DALLAS – Today in Aviation, Southwest Airlines (WN) took off for the first time at 7 am from Dallas Love Field (DAL) bound for Houston Intercontinental Airport (IAH) and San Antonio International Airport (SAT) in 1971.
On that day, the first uniforms for hostesses and ticket agents were also introduced. The “love airline” was officially born. Captain Emilio Salazar flies the inaugural flight.
At the time, only three Boeing 737-200 comprised the new airline’s fleet. Not without a rocky start, the carrier’s quick thinking gave way to weekly scheduled flights to 100 cities by 1972 as found in the Official Airline Guide of that year.
Three Years in the Making
Southwest Airlines was founded in 1967 as Air Southwest Co. by Lamar Muse, Rollin King, and Herb Kelleher to offer services throughout Texas. An air certificate would come not without some delays before any flight would take off.
The carrier had to go through the Texas Supreme Court in 1970 due to other airlines taking legal actions against it in relation to nonconformities in federal market regulation. By the end of that year, the Court declined to review the case and WN obtained its air operator certificate from the state of Texas.
Months later, the airline changed its name to Southwest Airlines and established Dallas as its headquarters. On June 18, it flew for the first time, inaugurating two routes: DAL-IAH and DAL-SAT.
With its Boeing 737-200, WN flew 61 flights on the DAL-IAH route, 23 between DAL and SAT, and 16 on its SAT-IAT connection in its first year of operations.
Southwest Boeing 737 Fleet
WN was actually the owner of four Boeing 737 aircraft but decided to operate three, leaving one grounded in 1970. The early 1970s were a turbulent time for the startup airline.
Having already posted a net loss of US$1.6m by 1972, the company was forced to sell one of its planes to Frontier Airlines (F9) to have liquidity for payroll and other expenses.
Bill Franklin, WN’s vice president of ground operations, was tasked with finding a solution.

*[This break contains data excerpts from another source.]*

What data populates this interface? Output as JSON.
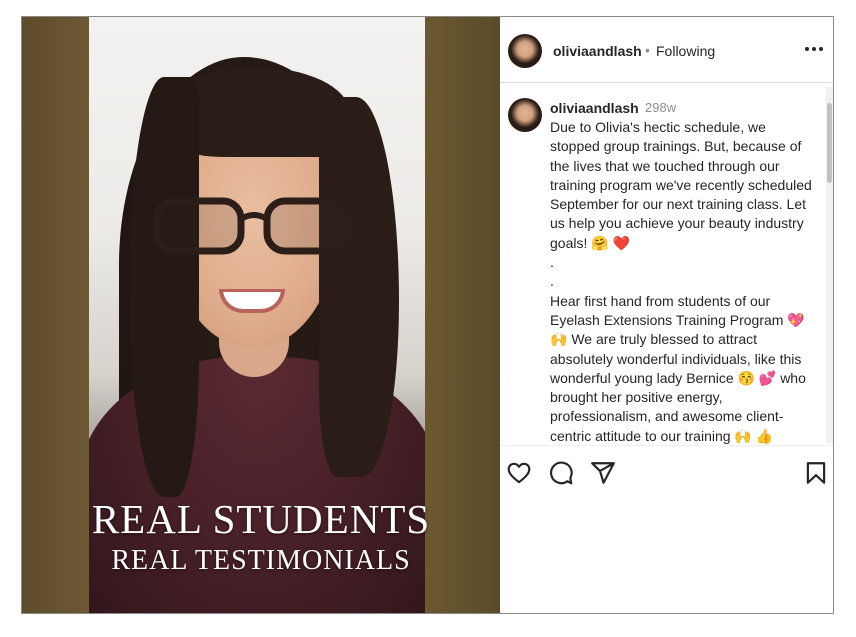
{
  "video": {
    "overlay_line1": "REAL STUDENTS",
    "overlay_line2": "REAL TESTIMONIALS",
    "background_color": "#7b6639"
  },
  "header": {
    "username": "oliviaandlash",
    "separator": "•",
    "follow_status": "Following",
    "more_icon": "more-horizontal-icon"
  },
  "post": {
    "username": "oliviaandlash",
    "age": "298w",
    "caption": "Due to Olivia's hectic schedule, we stopped group trainings. But, because of the lives that we touched through our training program we've recently scheduled September for our next training class. Let us help you achieve your beauty industry goals! 🤗 ❤️\n.\n.\nHear first hand from students of our Eyelash Extensions Training Program 💖 🙌 We are truly blessed to attract absolutely wonderful individuals, like this wonderful young lady Bernice 😚 💕 who brought her positive energy, professionalism, and awesome client-centric attitude to our training 🙌 👍"
  },
  "actions": {
    "like_icon": "heart-icon",
    "comment_icon": "comment-icon",
    "share_icon": "send-icon",
    "save_icon": "bookmark-icon"
  }
}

He came up with a simple one: unload and load passengers faster than the other airlines, and get the planes back in the air as soon as possible.
The 10-Minute Turn
The question was whether WN could turn a plane around in 10 minutes, which could keep its schedule running like clockwork. And so, legend has it that Mr. Franklin said, “We can, and we will.”
Franklin was a no-nonsense type of guy and would implement this strategy no matter what. The operator had to either turn the airplanes in 10 minutes or Franklin was going to fire every single one of them. Ground operators and cabin crew complied.

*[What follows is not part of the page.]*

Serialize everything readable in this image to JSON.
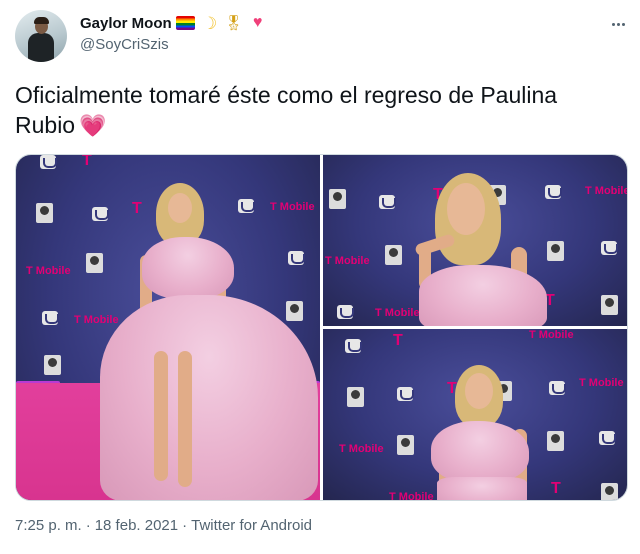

Turning planes like an assembly line would let WN make its mark with its “10-Minute Turn,” further recognized with the later addition of other cities and airports extending beyond Texas.
Today, the job of getting in and out of the gate in 10 minutes is unmanageable — but back then, the 10-Minute Turn saved the airline.
The Spirit of Kitty Hawk
On June 18, 2011, WN donated its introductory Boeing 737-300 to the Frontiers of Flight Museum to commemorate the 40th anniversary of the airline’s first service. The -300 model started operations in 1984 when the carrier incorporated other Boeing 737s to carry out longer-haul operations.
Sometime later, the Dallas-based Museum would transform the aircraft into a premier historical exhibit called The Spirit of Kitty Hawk. Visitors can go aboard the plane for a cabin tour enhanced with an interactive exhibition of memorabilia and original art.
The Spirit of Kitty Hawk features items from the personal collections of WN’s founder, Herb Kelleher, and of the first female president of a major US airline, Colleen Barrett, among other memorabilia.
Southwest Airlines has become a major player in air transport thanks to its innovative model that has reshaped the way we travel today.